I'm running a conversion script that commits large amounts of data to a db using Django's ORM. I use manual commit to speed up the process. I have hundreds of files to to commit, each file will create more than a million objects.
I'm using Windows 7 64bit. I noticed the Python process keeps growing until it consumes more than 800MB, and this is only for the first file!
The script loops over records in a text file, reusing the same variables and without accumulating any lists or tuples.
I read here that this is a general problem for Python (and perhaps for any program), but I was hoping perhaps Django or Python has some explicit way to reduce the process size...

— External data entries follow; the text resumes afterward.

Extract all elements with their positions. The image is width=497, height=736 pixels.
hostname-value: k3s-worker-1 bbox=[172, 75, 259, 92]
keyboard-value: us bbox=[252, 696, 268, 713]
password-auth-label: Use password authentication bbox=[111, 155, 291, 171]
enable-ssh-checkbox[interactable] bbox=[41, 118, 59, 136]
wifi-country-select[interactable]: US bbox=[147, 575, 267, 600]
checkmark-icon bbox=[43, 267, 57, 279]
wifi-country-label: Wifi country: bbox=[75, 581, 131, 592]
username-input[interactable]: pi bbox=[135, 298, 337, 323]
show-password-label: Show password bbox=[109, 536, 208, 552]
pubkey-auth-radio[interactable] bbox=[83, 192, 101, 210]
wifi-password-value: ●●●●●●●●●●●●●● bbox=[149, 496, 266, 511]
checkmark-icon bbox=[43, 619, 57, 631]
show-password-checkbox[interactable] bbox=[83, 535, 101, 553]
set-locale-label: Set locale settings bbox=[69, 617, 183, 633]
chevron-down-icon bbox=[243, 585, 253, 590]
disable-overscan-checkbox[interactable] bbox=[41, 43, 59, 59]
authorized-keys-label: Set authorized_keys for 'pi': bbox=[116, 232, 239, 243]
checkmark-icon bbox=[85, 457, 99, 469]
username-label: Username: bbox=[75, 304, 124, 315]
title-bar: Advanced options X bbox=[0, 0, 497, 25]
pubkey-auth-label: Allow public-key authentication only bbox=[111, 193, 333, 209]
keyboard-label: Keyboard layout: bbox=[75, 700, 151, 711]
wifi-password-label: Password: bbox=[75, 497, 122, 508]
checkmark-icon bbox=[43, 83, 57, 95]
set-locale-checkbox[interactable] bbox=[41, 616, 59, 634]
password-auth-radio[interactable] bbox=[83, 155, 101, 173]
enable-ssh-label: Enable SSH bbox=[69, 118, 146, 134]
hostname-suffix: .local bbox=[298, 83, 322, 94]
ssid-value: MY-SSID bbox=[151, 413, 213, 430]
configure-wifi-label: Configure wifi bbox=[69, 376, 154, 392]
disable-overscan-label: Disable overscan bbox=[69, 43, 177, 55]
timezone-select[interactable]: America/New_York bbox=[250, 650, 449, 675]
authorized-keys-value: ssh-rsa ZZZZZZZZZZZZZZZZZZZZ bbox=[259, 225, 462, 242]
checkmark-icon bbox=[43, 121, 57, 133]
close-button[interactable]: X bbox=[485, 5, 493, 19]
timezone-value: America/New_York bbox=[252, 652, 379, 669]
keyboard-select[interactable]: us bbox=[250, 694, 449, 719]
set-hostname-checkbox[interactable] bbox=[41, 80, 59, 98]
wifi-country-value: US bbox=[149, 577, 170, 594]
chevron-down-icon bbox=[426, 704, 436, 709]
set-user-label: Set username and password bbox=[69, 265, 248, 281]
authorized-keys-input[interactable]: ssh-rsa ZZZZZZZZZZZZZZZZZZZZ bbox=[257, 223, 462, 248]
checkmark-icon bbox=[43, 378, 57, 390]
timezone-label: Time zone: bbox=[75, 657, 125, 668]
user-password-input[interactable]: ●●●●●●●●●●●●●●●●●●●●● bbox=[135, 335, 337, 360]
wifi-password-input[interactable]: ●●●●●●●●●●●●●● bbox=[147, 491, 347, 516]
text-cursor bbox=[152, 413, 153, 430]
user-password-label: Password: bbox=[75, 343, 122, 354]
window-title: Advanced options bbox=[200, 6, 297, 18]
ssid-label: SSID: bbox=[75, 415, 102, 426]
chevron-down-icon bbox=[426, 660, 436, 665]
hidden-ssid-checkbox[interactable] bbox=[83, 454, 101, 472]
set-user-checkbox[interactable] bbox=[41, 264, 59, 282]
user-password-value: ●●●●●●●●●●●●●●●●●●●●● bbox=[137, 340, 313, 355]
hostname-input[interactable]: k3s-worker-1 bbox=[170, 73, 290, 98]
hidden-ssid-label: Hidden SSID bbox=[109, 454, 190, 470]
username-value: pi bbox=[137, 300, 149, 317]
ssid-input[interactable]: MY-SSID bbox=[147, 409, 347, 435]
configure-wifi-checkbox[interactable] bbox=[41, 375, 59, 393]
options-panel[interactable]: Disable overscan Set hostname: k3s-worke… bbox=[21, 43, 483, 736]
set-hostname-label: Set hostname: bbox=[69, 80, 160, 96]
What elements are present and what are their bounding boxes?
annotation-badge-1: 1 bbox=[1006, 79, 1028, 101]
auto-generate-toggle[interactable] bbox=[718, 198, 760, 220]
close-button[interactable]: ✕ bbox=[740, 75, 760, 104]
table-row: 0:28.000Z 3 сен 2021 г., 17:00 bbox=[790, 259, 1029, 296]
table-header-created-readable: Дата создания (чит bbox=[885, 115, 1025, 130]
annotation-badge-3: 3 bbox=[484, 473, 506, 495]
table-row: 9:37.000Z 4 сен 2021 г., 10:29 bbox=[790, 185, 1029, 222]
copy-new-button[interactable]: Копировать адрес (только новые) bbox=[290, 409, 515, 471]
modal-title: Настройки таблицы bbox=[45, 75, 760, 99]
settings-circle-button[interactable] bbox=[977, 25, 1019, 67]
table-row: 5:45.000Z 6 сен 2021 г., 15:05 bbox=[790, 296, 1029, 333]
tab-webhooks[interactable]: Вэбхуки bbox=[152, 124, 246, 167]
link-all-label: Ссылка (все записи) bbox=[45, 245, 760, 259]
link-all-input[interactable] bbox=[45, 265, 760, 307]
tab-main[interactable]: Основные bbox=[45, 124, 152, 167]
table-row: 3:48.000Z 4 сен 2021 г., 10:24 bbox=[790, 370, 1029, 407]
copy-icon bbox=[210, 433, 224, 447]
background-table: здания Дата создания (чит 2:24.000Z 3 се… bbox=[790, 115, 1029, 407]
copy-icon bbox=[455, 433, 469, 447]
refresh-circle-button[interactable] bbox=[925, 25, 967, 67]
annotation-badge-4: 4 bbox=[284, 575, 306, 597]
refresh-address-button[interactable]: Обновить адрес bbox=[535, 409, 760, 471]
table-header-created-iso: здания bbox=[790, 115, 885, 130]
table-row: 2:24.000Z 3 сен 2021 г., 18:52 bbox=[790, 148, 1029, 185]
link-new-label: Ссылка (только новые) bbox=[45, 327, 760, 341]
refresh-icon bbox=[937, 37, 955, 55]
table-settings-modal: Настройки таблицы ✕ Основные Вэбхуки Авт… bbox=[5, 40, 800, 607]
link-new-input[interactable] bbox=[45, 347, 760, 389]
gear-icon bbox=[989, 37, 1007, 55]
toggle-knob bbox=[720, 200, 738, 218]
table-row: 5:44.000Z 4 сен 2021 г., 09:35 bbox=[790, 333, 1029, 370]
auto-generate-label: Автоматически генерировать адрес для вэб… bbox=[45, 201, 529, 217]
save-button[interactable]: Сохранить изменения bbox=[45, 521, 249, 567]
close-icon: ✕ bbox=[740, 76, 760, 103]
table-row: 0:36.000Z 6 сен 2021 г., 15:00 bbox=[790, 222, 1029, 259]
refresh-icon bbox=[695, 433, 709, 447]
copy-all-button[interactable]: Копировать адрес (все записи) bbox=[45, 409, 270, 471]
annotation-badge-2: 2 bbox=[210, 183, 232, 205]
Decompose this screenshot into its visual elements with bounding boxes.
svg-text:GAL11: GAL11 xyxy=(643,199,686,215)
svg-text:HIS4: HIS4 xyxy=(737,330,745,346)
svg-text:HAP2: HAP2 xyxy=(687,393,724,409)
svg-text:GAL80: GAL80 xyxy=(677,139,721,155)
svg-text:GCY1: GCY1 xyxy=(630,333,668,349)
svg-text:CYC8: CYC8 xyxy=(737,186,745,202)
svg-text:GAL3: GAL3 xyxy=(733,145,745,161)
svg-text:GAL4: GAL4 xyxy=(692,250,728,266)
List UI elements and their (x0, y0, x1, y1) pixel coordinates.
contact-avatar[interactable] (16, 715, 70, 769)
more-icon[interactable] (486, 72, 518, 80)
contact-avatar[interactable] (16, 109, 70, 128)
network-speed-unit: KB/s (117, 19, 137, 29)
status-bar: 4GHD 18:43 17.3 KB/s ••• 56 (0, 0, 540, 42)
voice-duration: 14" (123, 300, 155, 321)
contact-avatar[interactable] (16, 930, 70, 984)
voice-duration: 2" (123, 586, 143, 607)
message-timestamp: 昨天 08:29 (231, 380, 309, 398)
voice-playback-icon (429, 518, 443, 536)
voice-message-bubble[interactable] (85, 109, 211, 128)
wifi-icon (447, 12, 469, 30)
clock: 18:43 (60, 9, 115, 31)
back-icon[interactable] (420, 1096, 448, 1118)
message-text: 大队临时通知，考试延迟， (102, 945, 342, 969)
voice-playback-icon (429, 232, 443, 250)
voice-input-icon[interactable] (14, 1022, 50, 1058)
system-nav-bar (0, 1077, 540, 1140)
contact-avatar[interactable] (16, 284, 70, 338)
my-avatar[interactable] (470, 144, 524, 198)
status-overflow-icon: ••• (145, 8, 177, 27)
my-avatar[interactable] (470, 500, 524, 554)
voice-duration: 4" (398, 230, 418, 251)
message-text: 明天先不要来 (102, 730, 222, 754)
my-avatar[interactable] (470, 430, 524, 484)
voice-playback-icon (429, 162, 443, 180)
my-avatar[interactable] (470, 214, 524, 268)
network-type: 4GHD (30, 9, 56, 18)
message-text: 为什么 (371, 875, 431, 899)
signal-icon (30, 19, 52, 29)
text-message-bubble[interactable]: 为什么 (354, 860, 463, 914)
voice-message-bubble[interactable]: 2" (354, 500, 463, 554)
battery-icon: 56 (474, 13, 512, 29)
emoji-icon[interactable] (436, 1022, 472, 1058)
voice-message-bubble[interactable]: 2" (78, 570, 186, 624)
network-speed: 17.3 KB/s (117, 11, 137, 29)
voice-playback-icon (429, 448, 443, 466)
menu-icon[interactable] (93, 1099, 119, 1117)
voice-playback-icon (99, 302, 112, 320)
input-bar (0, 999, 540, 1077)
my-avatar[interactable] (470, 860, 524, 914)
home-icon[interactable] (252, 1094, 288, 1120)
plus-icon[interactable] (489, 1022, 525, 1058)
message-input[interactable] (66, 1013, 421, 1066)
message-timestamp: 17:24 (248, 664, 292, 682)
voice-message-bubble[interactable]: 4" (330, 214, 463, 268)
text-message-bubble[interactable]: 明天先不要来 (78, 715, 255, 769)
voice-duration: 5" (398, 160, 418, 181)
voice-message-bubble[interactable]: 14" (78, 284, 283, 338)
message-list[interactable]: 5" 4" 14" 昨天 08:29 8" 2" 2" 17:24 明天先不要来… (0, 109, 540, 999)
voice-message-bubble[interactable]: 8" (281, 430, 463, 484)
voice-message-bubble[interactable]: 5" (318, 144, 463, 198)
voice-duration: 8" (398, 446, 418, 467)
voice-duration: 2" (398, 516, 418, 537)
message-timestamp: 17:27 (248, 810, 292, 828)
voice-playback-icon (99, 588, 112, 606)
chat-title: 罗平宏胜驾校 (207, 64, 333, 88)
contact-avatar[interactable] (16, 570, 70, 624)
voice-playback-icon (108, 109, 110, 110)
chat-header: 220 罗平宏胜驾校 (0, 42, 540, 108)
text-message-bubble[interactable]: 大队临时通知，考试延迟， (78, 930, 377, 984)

Here's an overview of the code:
import sys,os
sys.path.append(r'D:\MyProject')
os.environ['DJANGO_SETTINGS_MODULE']='my_project.settings'
from django.core.management import setup_environ
from convert_to_db import settings
from convert_to_db.convert.models import Model1, Model2, Model3
setup_environ(settings)
from django.db import transaction
@transaction.commit_manually
def process_file(filename):
data_file = open(filename,'r')
model1, created = Model1.objects.get_or_create([some condition])
if created:
option.save()
while 1:
line = data_file.readline()
if line == '':
break
if not(input_row_i%5000):
transaction.commit()
line = line[:-1] # remove \n
elements = line.split(',')
d0 = elements[0]
d1 = elements[1]
d2 = elements[2]
model2, created = Model2.objects.get_or_create([some condition])
if created:
option.save()
model3 = Model3(d0=d0, d1=d1, d2=d2)
model3 .save()
data_file.close()
transaction.commit()
# Some code that calls process_file() per file